Jeanne Dielman, 23, quai du Commerce, 1080 Bruxelles (1975)
Written & Directed by Chantal Akerman
Our lives are made up of rituals. We wake up, get dressed, clean ourselves, make food, and overall prepare for our day. This is just the opening of a single morning. There is comfort in ritual; repetition provides security because we can easily predict what happens next. The disruption of these rituals can upend all peace we feel, throwing us into a realm of conflict and volatile emotion. From a filmmaker’s perspective, it’s relatively common to compress and delete chunks of time that don’t flow into a structured narrative. You don’t often see a character going through every step of that morning routine on film; only the pieces the director or screenwriter has decided provide shorthand to understand a character or jumpstart a plot. Chantal Akerman threw all of this out the window to present an almost four-hour picture that, by focusing on tedium, illuminates a kind of life often discounted in the medium.
Single mother Jeanne Dielman spends her days in a regimented series of actions. We follow her over three days as she cooks and cleans, constantly moving and never devoting much time to herself. She cares for her teenage son, who attends school all day and comes home in the evening. They eat dinner and take a walk only to return and get ready for sleep. Folded into the daytime routine are Jeanne’s visits from male clients whom she has sex with, seemingly the only financial subsistence she has. The sexual encounters are also highly ritualized, with barely a sound coming from the bedroom. However, something happens that disrupts the flow on the second day, and Jeanne starts making silly mistakes. It all leads to her complete fracturing and a moment that sends ripples through the rest of the disciplined film.

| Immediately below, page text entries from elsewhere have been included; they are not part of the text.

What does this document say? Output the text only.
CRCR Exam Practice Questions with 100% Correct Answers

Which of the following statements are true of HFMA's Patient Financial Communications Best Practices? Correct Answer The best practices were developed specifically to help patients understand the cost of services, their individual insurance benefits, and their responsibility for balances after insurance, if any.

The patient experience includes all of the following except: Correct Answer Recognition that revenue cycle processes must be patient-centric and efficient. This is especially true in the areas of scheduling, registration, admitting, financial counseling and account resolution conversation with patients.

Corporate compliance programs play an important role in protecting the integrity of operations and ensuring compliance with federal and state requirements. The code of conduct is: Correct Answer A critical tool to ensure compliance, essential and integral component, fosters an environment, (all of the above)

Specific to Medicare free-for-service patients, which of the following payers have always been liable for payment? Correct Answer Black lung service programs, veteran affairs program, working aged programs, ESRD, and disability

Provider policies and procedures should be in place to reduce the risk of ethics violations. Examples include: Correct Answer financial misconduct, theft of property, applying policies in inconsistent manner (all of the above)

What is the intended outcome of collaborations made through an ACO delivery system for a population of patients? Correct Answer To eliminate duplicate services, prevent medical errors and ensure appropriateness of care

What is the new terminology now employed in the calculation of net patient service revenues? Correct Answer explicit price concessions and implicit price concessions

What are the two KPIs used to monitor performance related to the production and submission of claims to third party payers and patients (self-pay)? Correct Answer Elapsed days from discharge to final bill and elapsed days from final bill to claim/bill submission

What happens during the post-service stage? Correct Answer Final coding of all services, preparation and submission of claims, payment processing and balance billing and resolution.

Akerman has created a cinematic experience that refuses to dramatize the mundane and instead forces the viewer to sit and watch what we often see as unimportant. As a feminist, she spent a lot of time thinking about her mother and domesticity, coming to see beauty in the routines and how they are sacrificial acts of love for her child. The result is a picture that finds heroic nobility in the parts of a life cut from almost every film. As an audience, we learn how to read these scenes, pick up on subtle gestures and see when Jeanne breaks and reflects on her state of being.
This time spent on domestic action accentuates the brief glimpses of Jeanne’s sex work. It’s not until the end that the camera stays in the room with Jeanne and her client. Then, we see them go down a hallway, the door closes, and time passes until they emerge and money changes hands. Akerman has stated that historically women’s work comes out of oppression; they are usually lower in the hierarchy than men; thus, their labor is devalued in these systems. However, Akerman posits that out of oppression comes beautiful art that is often more interesting than what the top rung of the hierarchy ever produces.
In the film, Jeanne is spoken to in long-winded monologues, once by her son and another time by her neighborhood. These monologues appear to comment on Jeanne without ever talking about her. For example, her son brings up his Oedipal feelings as a child resentment against his father when he first learned what sex was. Her neighbor opines being unable to decide what to feed her family. These sudden explosions of speech never feel natural but very intentionally rehearsed, pushing against the flow of the routine but lacking authenticity in their presentation.
Akerman’s creative process led her to question the “hierarchy of images.” Why do we find some filmed images more interesting than others? Why is the image of a fire preferred over a table set for dinner? A couple having sex over a woman sitting enjoying a cup of coffee? We don’t really think about this consciously, but it is incredibly worth thinking about. Propagandized media is rife through Western culture, and it actively chooses and deletes images based on their perceived effectiveness. The images we are “passively” presented with push a preferred way of life that people in power desire to make a reality. Domestic labor is rarely romanticized because it ultimately does not produce wealth for those in power.
Domestic work is essential but hard to turn into effective propaganda based on the melodramatic standards of Western media. Instead, a particular image of the “working class” is manufactured, equating to “white, moderately or poorly educated, male.” Society is conditioned to read this shorthand without realizing it so that when discussions of the working class come up in policy discussion, it is never extended to people outside of those adjectives. It’s disturbing to see talks about the working class excluding jobs like teachers (often associated with women) or caregivers (also primarily associated with women). “Working class” is even spoken as a separate demographic despite so much labor in the States relying on Black, Hispanic, and immigrant people. This doesn’t even touch on how invisible disabled people are in the media and are never considered working class, despite the fact they are very much. If progress is ever to be made, then our society must become more actively aware of the forms propaganda takes and how the absence of specific images causes large portions of the population to have themselves and their needs rendered invisible.